Par conséquent, M. et Mme [X] seront condamnés à verser au Syndicat des copropriétaires la somme de 1.000 euros.
Sur la solidarité
L’article 1310 du code civil prévoit que la solidarité est légale ou conventionnelle; elle ne se présume pas. Ainsi, la solidarité entre copropriétaires indivis d’un lot ne se présume pas. Elle doit etre expressément stipulée notamment au terme de la convention d’indivision ou du règlement de copropriété. Ainsi, la solidarité entre copropriétaires indivis d'un lot ne se présume point et qu'il faut qu'elle soit expressément stipulée (Cass.

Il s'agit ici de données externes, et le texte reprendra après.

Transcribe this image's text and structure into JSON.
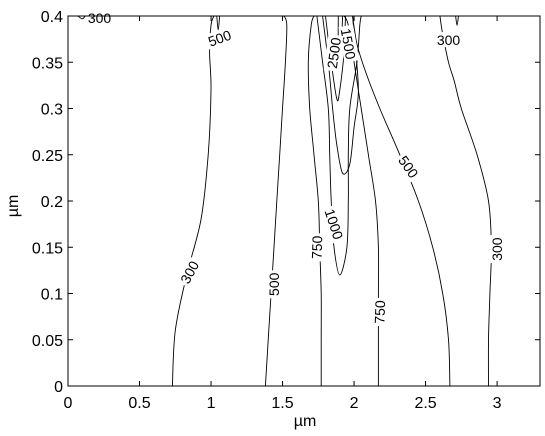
{
  "chart_data": {
    "type": "contour",
    "xlabel": "µm",
    "ylabel": "µm",
    "xlim": [
      0,
      3.3
    ],
    "ylim": [
      0,
      0.4
    ],
    "x_ticks": [
      0,
      0.5,
      1,
      1.5,
      2,
      2.5,
      3
    ],
    "x_tick_labels": [
      "0",
      "0.5",
      "1",
      "1.5",
      "2",
      "2.5",
      "3"
    ],
    "y_ticks": [
      0,
      0.05,
      0.1,
      0.15,
      0.2,
      0.25,
      0.3,
      0.35,
      0.4
    ],
    "y_tick_labels": [
      "0",
      "0.05",
      "0.1",
      "0.15",
      "0.2",
      "0.25",
      "0.3",
      "0.35",
      "0.4"
    ],
    "grid": false,
    "colors": {
      "line": "#000000",
      "background": "#ffffff"
    },
    "contours": [
      {
        "level": "300",
        "points": [
          [
            0.73,
            0
          ],
          [
            0.75,
            0.06
          ],
          [
            0.83,
            0.12
          ],
          [
            0.93,
            0.18
          ],
          [
            0.98,
            0.25
          ],
          [
            1.0,
            0.32
          ],
          [
            0.99,
            0.36
          ],
          [
            1.0,
            0.39
          ],
          [
            1.02,
            0.4
          ]
        ]
      },
      {
        "level": "300",
        "points": [
          [
            0.07,
            0.4
          ],
          [
            0.1,
            0.397
          ],
          [
            0.12,
            0.4
          ]
        ]
      },
      {
        "level": "500",
        "points": [
          [
            1.04,
            0.4
          ],
          [
            1.05,
            0.385
          ],
          [
            1.06,
            0.4
          ]
        ]
      },
      {
        "level": "500",
        "points": [
          [
            1.38,
            0
          ],
          [
            1.4,
            0.05
          ],
          [
            1.42,
            0.1
          ],
          [
            1.44,
            0.15
          ],
          [
            1.46,
            0.2
          ],
          [
            1.48,
            0.25
          ],
          [
            1.5,
            0.3
          ],
          [
            1.52,
            0.35
          ],
          [
            1.53,
            0.39
          ],
          [
            1.51,
            0.4
          ]
        ]
      },
      {
        "level": "750",
        "points": [
          [
            1.77,
            0
          ],
          [
            1.77,
            0.05
          ],
          [
            1.77,
            0.1
          ],
          [
            1.76,
            0.15
          ],
          [
            1.75,
            0.2
          ],
          [
            1.72,
            0.25
          ],
          [
            1.69,
            0.3
          ],
          [
            1.68,
            0.35
          ],
          [
            1.7,
            0.39
          ],
          [
            1.72,
            0.4
          ]
        ]
      },
      {
        "level": "1000",
        "points": [
          [
            1.74,
            0.4
          ],
          [
            1.78,
            0.35
          ],
          [
            1.82,
            0.3
          ],
          [
            1.83,
            0.25
          ],
          [
            1.84,
            0.2
          ],
          [
            1.86,
            0.15
          ],
          [
            1.9,
            0.12
          ],
          [
            1.95,
            0.15
          ],
          [
            1.96,
            0.2
          ],
          [
            1.96,
            0.25
          ],
          [
            1.97,
            0.3
          ],
          [
            2.02,
            0.35
          ],
          [
            2.04,
            0.39
          ],
          [
            2.05,
            0.4
          ]
        ]
      },
      {
        "level": "1500",
        "points": [
          [
            1.78,
            0.4
          ],
          [
            1.82,
            0.35
          ],
          [
            1.85,
            0.3
          ],
          [
            1.88,
            0.26
          ],
          [
            1.92,
            0.23
          ],
          [
            1.97,
            0.24
          ],
          [
            2.0,
            0.28
          ],
          [
            2.03,
            0.32
          ],
          [
            2.0,
            0.38
          ],
          [
            1.99,
            0.4
          ]
        ]
      },
      {
        "level": "2500",
        "points": [
          [
            1.8,
            0.4
          ],
          [
            1.84,
            0.35
          ],
          [
            1.88,
            0.31
          ],
          [
            1.9,
            0.32
          ],
          [
            1.93,
            0.36
          ],
          [
            1.94,
            0.4
          ]
        ]
      },
      {
        "level": "2500",
        "points": [
          [
            1.89,
            0.4
          ],
          [
            1.89,
            0.36
          ],
          [
            1.91,
            0.37
          ],
          [
            1.92,
            0.4
          ]
        ]
      },
      {
        "level": "750",
        "points": [
          [
            2.17,
            0
          ],
          [
            2.17,
            0.05
          ],
          [
            2.17,
            0.1
          ],
          [
            2.17,
            0.15
          ],
          [
            2.15,
            0.2
          ],
          [
            2.1,
            0.25
          ],
          [
            2.05,
            0.3
          ],
          [
            2.0,
            0.35
          ],
          [
            1.96,
            0.39
          ],
          [
            1.93,
            0.4
          ]
        ]
      },
      {
        "level": "500",
        "points": [
          [
            2.67,
            0
          ],
          [
            2.66,
            0.05
          ],
          [
            2.62,
            0.1
          ],
          [
            2.55,
            0.15
          ],
          [
            2.45,
            0.2
          ],
          [
            2.32,
            0.25
          ],
          [
            2.18,
            0.3
          ],
          [
            2.08,
            0.34
          ],
          [
            2.02,
            0.37
          ],
          [
            1.99,
            0.4
          ]
        ]
      },
      {
        "level": "300",
        "points": [
          [
            2.94,
            0
          ],
          [
            2.94,
            0.05
          ],
          [
            2.95,
            0.1
          ],
          [
            2.96,
            0.15
          ],
          [
            2.94,
            0.2
          ],
          [
            2.86,
            0.25
          ],
          [
            2.75,
            0.3
          ],
          [
            2.7,
            0.33
          ],
          [
            2.66,
            0.35
          ],
          [
            2.62,
            0.38
          ],
          [
            2.6,
            0.4
          ]
        ]
      },
      {
        "level": "300",
        "points": [
          [
            2.73,
            0.4
          ],
          [
            2.72,
            0.39
          ],
          [
            2.71,
            0.4
          ]
        ]
      }
    ],
    "contour_labels": [
      {
        "text": "300",
        "x": 0.22,
        "y": 0.398,
        "rot": 0
      },
      {
        "text": "500",
        "x": 1.06,
        "y": 0.376,
        "rot": -20
      },
      {
        "text": "300",
        "x": 0.85,
        "y": 0.123,
        "rot": -62
      },
      {
        "text": "500",
        "x": 1.44,
        "y": 0.11,
        "rot": -90
      },
      {
        "text": "750",
        "x": 1.74,
        "y": 0.15,
        "rot": -88
      },
      {
        "text": "1000",
        "x": 1.86,
        "y": 0.175,
        "rot": 72
      },
      {
        "text": "1500",
        "x": 1.96,
        "y": 0.37,
        "rot": 80
      },
      {
        "text": "2500",
        "x": 1.86,
        "y": 0.36,
        "rot": -82
      },
      {
        "text": "750",
        "x": 2.18,
        "y": 0.08,
        "rot": -88
      },
      {
        "text": "500",
        "x": 2.38,
        "y": 0.237,
        "rot": 55
      },
      {
        "text": "300",
        "x": 2.66,
        "y": 0.374,
        "rot": 0
      },
      {
        "text": "300",
        "x": 3.0,
        "y": 0.148,
        "rot": -90
      }
    ]
  }
}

Civ. 3e, 20 janv. 1993, no 90-15.112).
En l’espèce, le syndicat des copropriétaires produit un extrait du règlement de copropriété d’où il ressort que : « en cas d’indivision ou de démembrement de la propriété d’un lot, les indivisaires d’une part et les nus-propriétaires et indivisaires d’autre part, seront tenus solidairement de l’entier paiement des charges afférentes au lot considéré ».
Par conséquent, M. et Mme [X] seront condamnés solidairement aux sommes mises à leur charge.
Sur les autres demandes
M. et Mme [X], qui succombent, seront condamnés in solidum aux dépens de l’instance qui seront recouvrés directement par Me Audineau, avocat au barreau de Paris.

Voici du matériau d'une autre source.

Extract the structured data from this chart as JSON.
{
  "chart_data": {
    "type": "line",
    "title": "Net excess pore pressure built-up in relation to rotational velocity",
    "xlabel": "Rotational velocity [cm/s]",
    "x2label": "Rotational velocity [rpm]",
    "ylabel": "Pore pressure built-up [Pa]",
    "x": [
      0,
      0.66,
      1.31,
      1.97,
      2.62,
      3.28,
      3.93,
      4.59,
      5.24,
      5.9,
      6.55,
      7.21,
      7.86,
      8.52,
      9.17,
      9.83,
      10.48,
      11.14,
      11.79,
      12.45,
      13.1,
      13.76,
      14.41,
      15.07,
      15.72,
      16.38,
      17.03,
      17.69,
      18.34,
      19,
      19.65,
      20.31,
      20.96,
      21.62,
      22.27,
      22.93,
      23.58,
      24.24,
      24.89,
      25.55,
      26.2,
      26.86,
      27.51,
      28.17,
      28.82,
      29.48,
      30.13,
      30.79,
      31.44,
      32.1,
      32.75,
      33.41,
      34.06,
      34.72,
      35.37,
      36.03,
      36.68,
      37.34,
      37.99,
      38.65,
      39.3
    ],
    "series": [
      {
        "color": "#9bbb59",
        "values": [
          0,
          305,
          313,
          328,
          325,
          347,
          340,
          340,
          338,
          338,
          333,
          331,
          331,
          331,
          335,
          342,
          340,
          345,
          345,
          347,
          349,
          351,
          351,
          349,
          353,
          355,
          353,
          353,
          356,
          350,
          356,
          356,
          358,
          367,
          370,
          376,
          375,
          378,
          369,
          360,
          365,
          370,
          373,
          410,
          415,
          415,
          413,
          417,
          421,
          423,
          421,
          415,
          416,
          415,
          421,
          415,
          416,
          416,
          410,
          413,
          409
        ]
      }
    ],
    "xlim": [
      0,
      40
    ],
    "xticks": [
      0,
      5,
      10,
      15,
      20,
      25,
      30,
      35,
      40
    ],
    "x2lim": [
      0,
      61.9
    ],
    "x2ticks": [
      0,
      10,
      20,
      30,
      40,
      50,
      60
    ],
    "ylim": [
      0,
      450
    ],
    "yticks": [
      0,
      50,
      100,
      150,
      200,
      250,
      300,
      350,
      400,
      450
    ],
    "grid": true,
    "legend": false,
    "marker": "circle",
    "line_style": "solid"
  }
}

M. et Mme [X] seront également condamnés in solidum à verser 1.000 euros au syndicat des copropriétaires au titre de l’article 37 de la loi du 10 juillet 1991.
PAR CES MOTIFS
Le tribunal judiciaire de Bobigny, statuant publiquement par jugement réputé contradictoire par mise à disposition au greffe,
Condamne solidairement M. et Mme [X] à verser au syndicat des copropriétaires de la Résidence du Gros Saule, sise [Adresse 2] (93) la somme de 17.564,45 € à titre d’arriéré de charges de copropriété selon décompte arrêté au 1er janvier 2023, appels de fonds du 1er trimestre 2023 inclus ;
Condamne solidairement M. et Mme [X] à verser au syndicat des copropriétaires de la Résidence du Gros Saule, sise [Adresse 2] (93) la somme de 1.296 euros au titre des frais de recouvrement;
Condamne solidairement M. et Mme [X] au paiement des intérêts au taux légal avec capitalisation :
- sur la somme de 12.647,13 euros à compter du 27 juillet 2021 ;
- sur la somme de 577,26 euros à compter du 27 septembre 2021 ;
- sur la somme de 5.056,29 euros à compter du 19 septembre 2022 ;
- sur la somme de 579,77 euros à compter de l’assignation.
Condamne solidairement M. et Mme [X] à verser au syndicat des copropriétaires de la Résidence du Gros Saule, sise [Adresse 2] (93) la somme de 1.000 euros à titre de dommages-intérêts ;
Condamne in solidum M. et Mme [X] aux dépens dont distraction au profit de Me Audineau;
Condamne in solidum M. et Mme [X] à verser au syndicat des copropriétaires de la Résidence du Gros Saule, sise [Adresse 2] (93) la somme de 1.000 euros au titre de l’article 700 du code de procédure civile;
Fait au Palais de Justice, le 08 février 2024
La minute de la présente décision a été signée par Madame Mechtilde CARLIER, Juge, assistée de Madame Zahra AIT, greffière.